E, proprio il 4 settembre, davanti a una platea composta da 500 giornalisti provenienti da tutto il mondo, il garbato mecenate umbro ha disquisito di ‘custodia’ e di ‘bellezza’, illustrando un progetto quarantennale teso a celebrare la dignità del lavoro dei suoi oltre 1.700 dipendenti e la spiritualità del borgo da lui interamente ristrutturato, unitamente ai ‘primi cinque monumenti del progetto’: il Bosco della spiritualità, la chiesa di San Bartolomeo, la cantina, il teatro e un emiciclo di travertino che si risolve in un ‘Tributo alla dignità dell’uomo’, in un omaggio ai cinque continenti, e in un amabile connubio fra centro e periferia. Custodia, dunque. E non demolizione e nuova edificazione. Il riferimento, in quest’ultimo caso, è ai capannoni industriali dismessi e poi riconvertiti, nel 2014, in luoghi testimoni dello sviluppo economico passato e sorti su terreni oggi coltivati a girasole e ospitanti vigneti.

«Oggi celebriamo la bellezza – è stato il commento del cardinale Gualtiero Bassetti –: una piccola porzione di bellezza italiana, quella di Solomeo. Risultante della simbiosi fra la mano dell’uomo e la mano del Creatore. Un borgo, che è luogo dell’anima. Una casa comune che va custodita, anche attraverso un processo di civilizzazione dell’economia, che deve ambire allo sviluppo della persona umana. Brunello Cucinelli guarda al futuro con gli occhi della speranza, ‘una bambina irriducibile’: ha saputo portare a compimento il proposito di identificare un’impresa col bene della collettività, la bellezza del creato con la non impattanza ambientale dell’azienda».

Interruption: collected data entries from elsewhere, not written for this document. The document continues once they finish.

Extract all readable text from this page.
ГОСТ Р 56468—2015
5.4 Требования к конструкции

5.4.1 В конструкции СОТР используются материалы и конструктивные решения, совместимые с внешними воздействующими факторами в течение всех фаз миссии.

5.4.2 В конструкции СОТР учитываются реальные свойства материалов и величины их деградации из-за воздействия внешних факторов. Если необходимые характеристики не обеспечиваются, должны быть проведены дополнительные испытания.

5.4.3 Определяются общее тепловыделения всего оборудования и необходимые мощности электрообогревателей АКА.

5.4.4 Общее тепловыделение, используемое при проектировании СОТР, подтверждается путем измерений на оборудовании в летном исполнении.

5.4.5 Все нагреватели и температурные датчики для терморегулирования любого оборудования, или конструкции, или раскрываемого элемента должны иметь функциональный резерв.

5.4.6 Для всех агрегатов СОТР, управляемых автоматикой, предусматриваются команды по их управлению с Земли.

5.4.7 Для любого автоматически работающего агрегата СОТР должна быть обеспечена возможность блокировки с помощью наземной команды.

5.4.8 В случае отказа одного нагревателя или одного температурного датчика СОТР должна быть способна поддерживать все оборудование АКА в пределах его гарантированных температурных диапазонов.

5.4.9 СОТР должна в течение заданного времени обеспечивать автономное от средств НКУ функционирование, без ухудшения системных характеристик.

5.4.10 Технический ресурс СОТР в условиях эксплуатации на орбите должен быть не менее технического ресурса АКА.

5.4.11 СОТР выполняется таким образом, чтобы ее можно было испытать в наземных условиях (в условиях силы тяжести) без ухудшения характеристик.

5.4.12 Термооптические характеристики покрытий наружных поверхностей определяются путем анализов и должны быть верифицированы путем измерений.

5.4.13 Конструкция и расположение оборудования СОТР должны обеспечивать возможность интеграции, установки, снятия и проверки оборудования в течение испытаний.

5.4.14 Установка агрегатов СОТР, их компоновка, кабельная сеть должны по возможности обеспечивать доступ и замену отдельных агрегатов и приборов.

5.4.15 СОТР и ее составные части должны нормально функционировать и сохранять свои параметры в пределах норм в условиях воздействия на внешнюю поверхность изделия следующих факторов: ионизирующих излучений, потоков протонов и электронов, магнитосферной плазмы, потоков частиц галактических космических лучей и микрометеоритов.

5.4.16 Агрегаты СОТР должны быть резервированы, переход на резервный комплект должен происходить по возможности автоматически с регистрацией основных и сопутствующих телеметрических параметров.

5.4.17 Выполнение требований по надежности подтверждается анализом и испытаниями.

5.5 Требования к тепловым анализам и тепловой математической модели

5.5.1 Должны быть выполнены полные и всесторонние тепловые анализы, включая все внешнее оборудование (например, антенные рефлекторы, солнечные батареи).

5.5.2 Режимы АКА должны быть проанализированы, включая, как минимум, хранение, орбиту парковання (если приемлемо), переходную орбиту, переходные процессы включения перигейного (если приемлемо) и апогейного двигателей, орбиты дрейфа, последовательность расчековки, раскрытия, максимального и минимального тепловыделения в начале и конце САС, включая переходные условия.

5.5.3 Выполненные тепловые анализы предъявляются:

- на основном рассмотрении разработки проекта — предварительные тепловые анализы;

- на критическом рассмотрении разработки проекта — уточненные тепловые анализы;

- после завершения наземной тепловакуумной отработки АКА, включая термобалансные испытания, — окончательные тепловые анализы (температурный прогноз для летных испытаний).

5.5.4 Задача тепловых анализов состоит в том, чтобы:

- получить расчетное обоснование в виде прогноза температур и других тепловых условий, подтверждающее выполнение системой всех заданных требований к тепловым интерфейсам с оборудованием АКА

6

«Il sogno della mia vita – ha dichiarato Brunello Cucinelli – è quello di rendere il lavoro più umano. Di lavorare per la dignità umana. Ho vissuto i miei primi quindici anni di vita in campagna, senza luce in casa. Allora, era consuetudine guardare il cielo ed esortare Dio affinché mandasse il giusto vento, il giusto sole. Quando dissi a mio padre che avevo intenzione di mettermi a fare pullover di cachemire, lui mi rispose: ‘Che Dio ti aiuti’. Avevo già in mente, allora, di ridare alla terra la sua dignità, di lavorare in un borgo, in sintonia con il suo genius loci. D’altronde, Rousseau invitava a tornare nei borghi, a riprogettare l’umanità. Allora, iniziai a lavorare nel borgo di Solomeo e a restaurarlo. Siamo dei custodi, non dei proprietari. Agiamo diversamente rispetto a questi ultimi. La custodia è onerosa. Invita a rendere il profitto a chi lavora, e al creato. Siamo custodi, dunque. Custodi pro-tempore. Che devono pensare che il lusso elevi l’anima verso la bellezza, che la cultura del lavoro non debba recare danni all’umanità e che si debbano risolvere i propri problemi con il cielo, come sosteneva Confucio».

«Trent’anni fa ho conosciuto Brunello Cucinelli – ha esordito l’architetto Massimo De Vico Fallani, che nel 2008 ha progettato il teatro Cucinelli a Solomeo, e che è stato definito dall’amico imprenditore umbro ‘mio maestro e mio Aristotele’ –. Ha saputo mettere insieme profitto e dono. In favore del concetto di ‘custodia’. Proprio tenendo ben a mente questa astrazione, abbiamo optato per un restauro di tipo conservativo, volto ad adattare fabbricati che già c’erano, senza apportare ulteriori modifiche al paesaggio. Certo, è costato molto di più che se avessimo demolito e ricostruito ex novo, ma la periferia, in questo modo e con tali presupposti, risulta rinata, più bella».

Un sogno. Di custodia e di bellezza. Di restituzione di nobiltà alla periferia. Di tracciare solchi dritti. Perché sono ‘più belli’. Di capitalismo umanistico, e di ‘lavoro giusto’. ‘I valori eterni di bellezza, di umanità e di verità sono ideale e guida di ogni nostra azione’, scrive Cucinelli nel suo libro, a cura di Massimo De Vico Fallani, Il sogno di Solomeo, edito, quest’anno, da Feltrinelli.